Somut olay gözetildiğinde tanık dinlenemez. Davalı yan ısrarla tanık dinlenmesine muvafakatlarının olmadığını ileri sürmüş, mahkemenin yanlış değerlendirmesi ile tanık dinlenmesine karar verilmesi üzerine kendi tanıklarının da dinlenmesini talep etmiştir.

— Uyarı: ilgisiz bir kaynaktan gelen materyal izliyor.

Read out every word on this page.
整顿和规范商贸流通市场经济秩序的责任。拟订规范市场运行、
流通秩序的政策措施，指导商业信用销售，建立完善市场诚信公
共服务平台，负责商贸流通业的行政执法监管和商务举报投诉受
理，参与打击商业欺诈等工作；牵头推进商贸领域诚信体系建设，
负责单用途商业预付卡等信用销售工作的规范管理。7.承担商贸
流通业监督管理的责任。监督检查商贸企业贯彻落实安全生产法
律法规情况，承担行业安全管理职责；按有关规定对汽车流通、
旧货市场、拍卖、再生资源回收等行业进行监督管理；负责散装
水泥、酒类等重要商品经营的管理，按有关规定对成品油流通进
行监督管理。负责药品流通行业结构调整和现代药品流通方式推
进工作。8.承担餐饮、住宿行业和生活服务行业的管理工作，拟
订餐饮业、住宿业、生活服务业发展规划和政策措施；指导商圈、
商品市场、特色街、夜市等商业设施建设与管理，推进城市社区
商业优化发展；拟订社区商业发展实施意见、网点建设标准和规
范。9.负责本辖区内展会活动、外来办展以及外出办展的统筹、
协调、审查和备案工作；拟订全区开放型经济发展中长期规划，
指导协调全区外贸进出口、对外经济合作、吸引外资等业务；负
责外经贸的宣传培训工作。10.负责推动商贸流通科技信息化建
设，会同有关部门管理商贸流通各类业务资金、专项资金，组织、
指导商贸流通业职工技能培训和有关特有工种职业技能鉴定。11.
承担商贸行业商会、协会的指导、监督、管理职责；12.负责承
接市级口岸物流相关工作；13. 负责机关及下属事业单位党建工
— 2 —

12/09/2008 tarihli protokolde imzası bulunan davalı A.. B..’ün babası R.. B.. tanık olarak alınan ifadesinde “Bana göstermiş olduğunuz protokolde ismimin altında bulunan imza bana aittir, o protokol düzenlenirken herkese ortalama bir borç çıkardık ve her bir ortaktan 40.000 Tl senet aldık, sonrasında net borçları tam olarak çıkardık, davacının şirkete verdiği aracı 12.000 TL kabul ettik, 90 çuval kadar unu da 47 TL’den 4260 TL olarak kabul ettik, geriye davacının 19.000 TL borcu kaldığını tespit ettim o borcu ödemeyi reddettiği için de takip yaptım, borcu 40.000 TL’nin altına düştüğü için takibi o şekilde başlattım,Ayhan benim oğlumdur” demiştir.
Açıklanan bu durumlar gözetilerek olayda tanık dinlenmeyeceği de dikkate alınmak suretiyle toplanan delillere göre yazılı şekilde karar verilmesi doğru değildir.
SONUÇ: Yukarıda açıklanan nedenlerle hükmün BOZULMASINA, peşin harcın istek halinde iadesine, 22.01.2014 gününde oybirliğiyle karar verildi.